Nov. 9 (Bloomberg) -- The Philippines raised the equivalent of $750 million from a sale of 10-year peso bonds overseas as it seeks to lower interest expenses and retire costlier dollar debt.
The peso notes, which will be settled in dollars, were sold at a yield of 3.9 percent, about 25 percent less than similar-maturity securities in the domestic market and below the indicative rate of 4.1 percent, according to a government statement today. The proceeds will be used to redeem global bonds denominated in euros and the U.S. currency, it said.
“The transaction allowed global investors the opportunity to participate in the impressive growth story of the Philippine economy, which is considered today to be one of the safest emerging-market sovereigns to invest in,” Manila-based Finance Secretary Cesar Purisima said in a statement today.
President Benigno Aquino has won upgrades to the nation’s credit ratings this year from Moody’s Investors Service and Standard & Poor’s as he takes steps to reduce the budget deficit and lure foreign cash. An agreement with Muslim rebels in Mindanao last month aimed at ending a four-decade insurgency in the south of the country may also improve investor sentiment.
Investors bid for 7.2 times the amount on offer, which newly appointed Philippine Treasurer Rosalia De Leon said was originally slated for as much as $1 billion. Funds from the U.S. accounted for 41 percent of the sale, Asia 30 percent and Europe 29 percent, the statement said.
“We still like the Philippines given the improving fundamentals,” Wee-Ming Ting, Singapore-based head of Asian fixed-income at Pictet Asset Management, which oversees more than $24 billion in emerging-market debt globally, said in an interview yesterday. “We believe Philippine bonds overall will do well, including this global peso bond.”
The government cut the issuance size after deciding to buy the additional foreign currency for the debt purchase from the central bank, De Leon, who previously held the job of finance undersecretary, said today.
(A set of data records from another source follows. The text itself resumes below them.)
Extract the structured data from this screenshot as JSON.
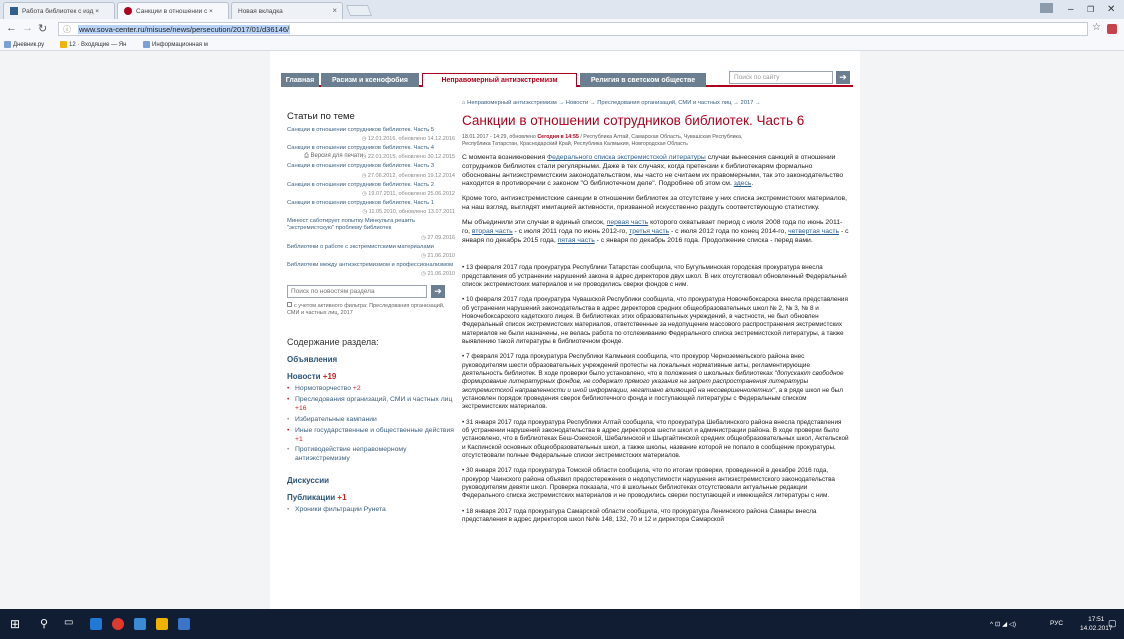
{
  "browser": {
    "tabs": [
      {
        "label": "Работа библиотек с изд ×",
        "icon": "shield-favicon",
        "active": false
      },
      {
        "label": "Санкции в отношении с ×",
        "icon": "sova-favicon",
        "active": true
      },
      {
        "label": "Новая вкладка",
        "icon": "",
        "active": false
      }
    ],
    "url": "www.sova-center.ru/misuse/news/persecution/2017/01/d36146/",
    "bookmarks": [
      {
        "label": "Дневник.ру",
        "color": "#7aa2d6"
      },
      {
        "label": "12 · Входящие — Ян",
        "color": "#f0b400"
      },
      {
        "label": "Информационная м",
        "color": "#7aa2d6"
      }
    ]
  },
  "site": {
    "nav": [
      {
        "label": "Главная",
        "active": false
      },
      {
        "label": "Расизм и ксенофобия",
        "active": false
      },
      {
        "label": "Неправомерный антиэкстремизм",
        "active": true
      },
      {
        "label": "Религия в светском обществе",
        "active": false
      }
    ],
    "search_placeholder": "Поиск по сайту",
    "accent": "#b0001e"
  },
  "sidebar": {
    "heading": "Статьи по теме",
    "articles": [
      {
        "title": "Санкции в отношении сотрудников библиотек. Часть 5",
        "date": "12.01.2016, обновлено 14.12.2016"
      },
      {
        "title": "Санкции в отношении сотрудников библиотек. Часть 4",
        "date": "22.01.2015, обновлено 30.12.2015"
      },
      {
        "title": "Санкции в отношении сотрудников библиотек. Часть 3",
        "date": "27.06.2012, обновлено 19.12.2014"
      },
      {
        "title": "Санкции в отношении сотрудников библиотек. Часть 2",
        "date": "19.07.2011, обновлено 25.06.2012"
      },
      {
        "title": "Санкции в отношении сотрудников библиотек. Часть 1",
        "date": "11.05.2010, обновлено 13.07.2011"
      },
      {
        "title": "Минюст саботирует попытку Минкульта решить \"экстремистскую\" проблему библиотек",
        "date": "27.09.2016"
      },
      {
        "title": "Библиотеки о работе с экстремистскими материалами",
        "date": "21.06.2010"
      },
      {
        "title": "Библиотеки между антиэкстремизмом и профессионализмом",
        "date": "21.06.2010"
      }
    ],
    "news_search_placeholder": "Поиск по новостям раздела",
    "filter_text": "с учетом активного фильтра: Преследования организаций, СМИ и частных лиц, 2017",
    "toc_heading": "Содержание раздела:",
    "announcements": "Объявления",
    "news_label": "Новости",
    "news_count": "+19",
    "news_items": [
      {
        "label": "Нормотворчество",
        "count": "+2",
        "grey": false
      },
      {
        "label": "Преследования организаций, СМИ и частных лиц",
        "count": "+16",
        "grey": false
      },
      {
        "label": "Избирательные кампании",
        "count": "",
        "grey": true
      },
      {
        "label": "Иные государственные и общественные действия",
        "count": "+1",
        "grey": false
      },
      {
        "label": "Противодействие неправомерному антиэкстремизму",
        "count": "",
        "grey": true
      }
    ],
    "discussions": "Дискуссии",
    "publications_label": "Публикации",
    "publications_count": "+1",
    "pub_items": [
      {
        "label": "Хроники фильтрации Рунета",
        "count": "",
        "grey": true
      }
    ]
  },
  "article": {
    "breadcrumbs": "Неправомерный антиэкстремизм → Новости → Преследования организаций, СМИ и частных лиц → 2017 →",
    "title": "Санкции в отношении сотрудников библиотек. Часть 6",
    "meta_date": "18.01.2017 - 14:29, обновлено",
    "meta_updated": "Сегодня в 14:55",
    "meta_regions": "/ Республика Алтай, Самарская Область, Чувашская Республика, Республика Татарстан, Краснодарский Край, Республика Калмыкия, Новгородская Область",
    "print_label": "Версия для печати",
    "intro_1_a": "С момента возникновения",
    "intro_1_link": "Федерального списка экстремистской литературы",
    "intro_1_b": "случаи вынесения санкций в отношении сотрудников библиотек стали регулярными. Даже в тех случаях, когда претензии к библиотекарям формально обоснованы антиэкстремистским законодательством, мы часто не считаем их правомерными, так это законодательство находится в противоречии с законом \"О библиотечном деле\". Подробнее об этом см.",
    "intro_1_link2": "здесь",
    "intro_2": "Кроме того, антиэкстремистские санкции в отношении библиотек за отсутствие у них списка экстремистских материалов, на наш взгляд, выглядят имитацией активности, призванной искусственно раздуть соответствующую статистику.",
    "intro_3_a": "Мы объединили эти случаи в единый список,",
    "intro_3_l1": "первая часть",
    "intro_3_b": "которого охватывает период с июля 2008 года по июнь 2011-го,",
    "intro_3_l2": "вторая часть",
    "intro_3_c": "- с июля 2011 года по июнь 2012-го,",
    "intro_3_l3": "третья часть",
    "intro_3_d": "- с июля 2012 года по конец 2014-го,",
    "intro_3_l4": "четвертая часть",
    "intro_3_e": "- с января по декабрь 2015 года,",
    "intro_3_l5": "пятая часть",
    "intro_3_f": "- с января по декабрь 2016 года. Продолжение списка - перед вами.",
    "news_1": "13 февраля 2017 года прокуратура Республики Татарстан сообщила, что Бугульминская городская прокуратура внесла представления об устранении нарушений закона в адрес директоров двух школ. В них отсутствовал обновленный Федеральный список экстремистских материалов и не проводились сверки фондов с ним.",
    "news_2": "10 февраля 2017 года прокуратура Чувашской Республики сообщила, что прокуратура Новочебоксарска внесла представления об устранении нарушений законодательства в адрес директоров средних общеобразовательных школ № 2, № 3, № 8 и Новочебоксарского кадетского лицея. В библиотеках этих образовательных учреждений, в частности, не был обновлен Федеральный список экстремистских материалов, ответственные за недопущение массового распространения экстремистских материалов не были назначены, не велась работа по отслеживанию Федерального списка экстремистской литературы, а также выявлению такой литературы в библиотечном фонде.",
    "news_3_a": "7 февраля 2017 года прокуратура Республики Калмыкия сообщила, что прокурор Черноземельского района внес руководителям шести образовательных учреждений протесты на локальных нормативные акты, регламентирующие деятельность библиотек. В ходе проверки было установлено, что в положения о школьных библиотеках",
    "news_3_i": "\"допускают свободное формирование литературных фондов, не содержат прямого указания на запрет распространения литературы экстремистской направленности и иной информации, негативно влияющей на несовершеннолетних\"",
    "news_3_b": ", а в ряде школ не был установлен порядок проведения сверок библиотечного фонда и поступающей литературы с Федеральным списком экстремистских материалов.",
    "news_4": "31 января 2017 года прокуратура Республики Алтай сообщила, что прокуратура Шебалинского района внесла представления об устранении нарушений законодательства в адрес директоров шести школ и администрации района. В ходе проверки было установлено, что в библиотеках Беш-Озекской, Шебалинской и Шыргайтинской средних общеобразовательных школ, Актельской и Каспинской основных общеобразовательных школ, а также школы, название которой не попало в сообщение прокуратуры, отсутствовали полные Федеральные списки экстремистских материалов.",
    "news_5": "30 января 2017 года прокуратура Томской области сообщила, что по итогам проверки, проведенной в декабре 2016 года, прокурор Чаинского района объявил предостережения о недопустимости нарушения антиэкстремистского законодательства руководителям девяти школ. Проверка показала, что в школьных библиотеках отсутствовали актуальные редакции Федерального списка экстремистских материалов и не проводились сверки поступающей и имеющейся литературы с ним.",
    "news_6": "18 января 2017 года прокуратура Самарской области сообщила, что прокуратура Ленинского района Самары внесла представления в адрес директоров школ №№ 148, 132, 70 и 12 и директора Самарской"
  },
  "taskbar": {
    "lang": "РУС",
    "time": "17:51",
    "date": "14.02.2017"
  }
}
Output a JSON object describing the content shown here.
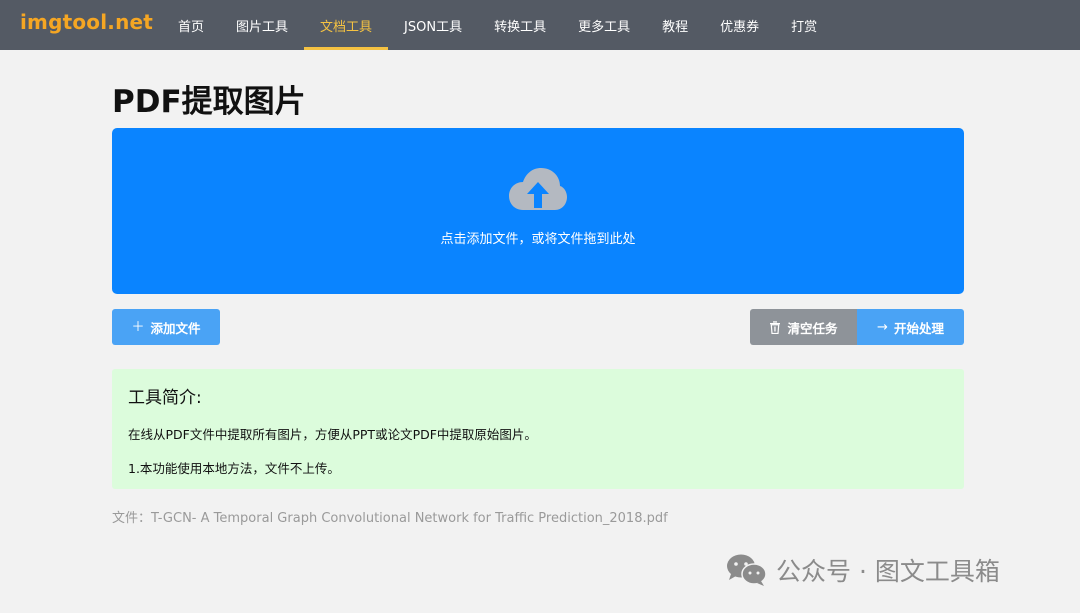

International reserves in the Philippines reached a record $82.1 billion in October, more than double what they were at the end of 2008.
“The yield would have stayed at 3.9 percent even if we got $1 billion,” De Leon said in an interview today from Manila. “We have a lot of cash, it would help Bangko Sentral ng Pilipinas with the peso if we tap the reserves.”
Bangko Sentral Deputy Governor Diwa Guinigundo said in a text message this week that the authorities have been “very vigilant” in curbing volatility in the peso. Prolonged currency appreciation could be “destabilizing,” he added. The peso has gained 6.6 percent this year, the second-best performance among 11 of Asia’s most-traded currencies, data compiled by Bloomberg show.
“Future losses from the appreciation of the peso on the central bank’s holdings of dollar-denominated assets will be reduced once they sell those dollars,” Joey Cuyegkeng, an economist in Manila at ING Groep NV, said in an interview today.
The government hired Credit Suisse Group AG, Deutsche Bank AG and HSBC Holdings Plc to manage the bond sale and debt buyback, according to an official statement. The repurchase offer will expire on Nov. 15 at 5 p.m. New York time and settlement is Nov. 27, it said.
The Philippines raised $1.25 billion from its second sale of peso-denominated bonds in the international market in January 2011. The 25-year notes were issued at 6.25 percent, or 185 basis points lower than rates in the domestic market at that time. The securities have since returned 19 percent. A basis point is 0.01 percentage point.
The nation’s debt rating was raised to Ba1, one step below investment grade, by Moody’s on Oct. 29, while S&P boosted its ranking to the equivalent level of BB+ in July.